İngiltere'de 1991 yılında kurulan Stomp, ilk üç yıl içinde dünyanın dört bir yanına ulaştı. İngiltere'nin Brighton kenti sokaklarında ayağı hızla yere vurarak yaratılan bir ritmle başlayan Stomp'un yaratıcıları Luke Creswell ve Steve McNicholas, ‘‘Buskers’’ olarak anılan ve sokak gösterileriyle insanların dikkatini çeken bir sanatçı grubuydu. Ortaçağ'da köy panayırlarında kurulan tiyatrolarda oyun olarak oynanan bu dans gösterisi, çakmakların, çöp kutularının, süpürgelerin, torbaların ve boruların alışılmış seslerini ahenkle düzenlemek anlamına geliyor. İşte, kurulduğundan bu yana yüzlerce büyük sahnede oynayan, milyonlarca insana ulaşıp gişe rekorları kıran Stomp'un ödüllerinden bazıları...

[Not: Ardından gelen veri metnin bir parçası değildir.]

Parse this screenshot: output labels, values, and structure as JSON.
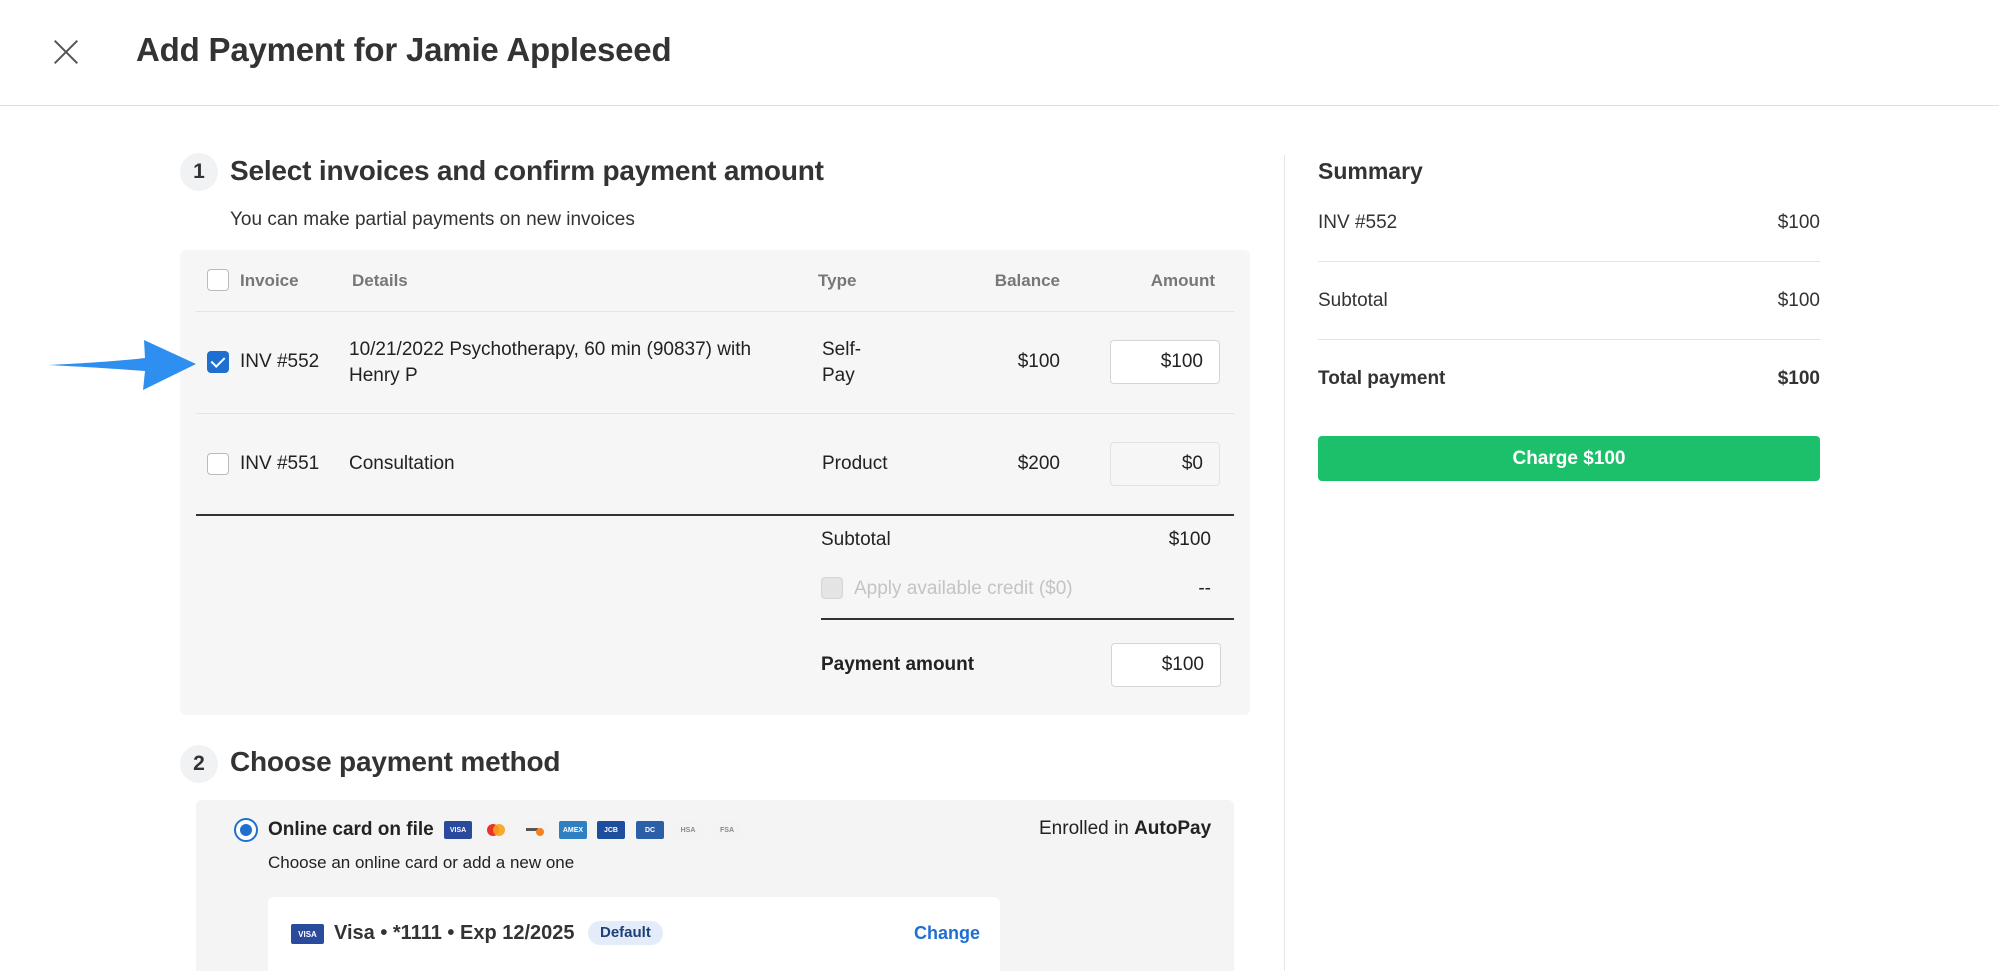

1992'de ‘‘Apples’’ reklamına Cannes'da Gümüş Aslan Ödülü

1993'te Fransa'nın Chalon Festivali'nde Jüri Özel Ödülü

1994'te New York'ta en benzersiz tiyatro deneyimi dalında Drama Desk ödülü

1995'te Steve ve Luke'un yönetmenliğini yaptığı on dakikalık ‘‘Süpürgeler’’ isimli film, Akademi Ödülü'ne aday gösterildi.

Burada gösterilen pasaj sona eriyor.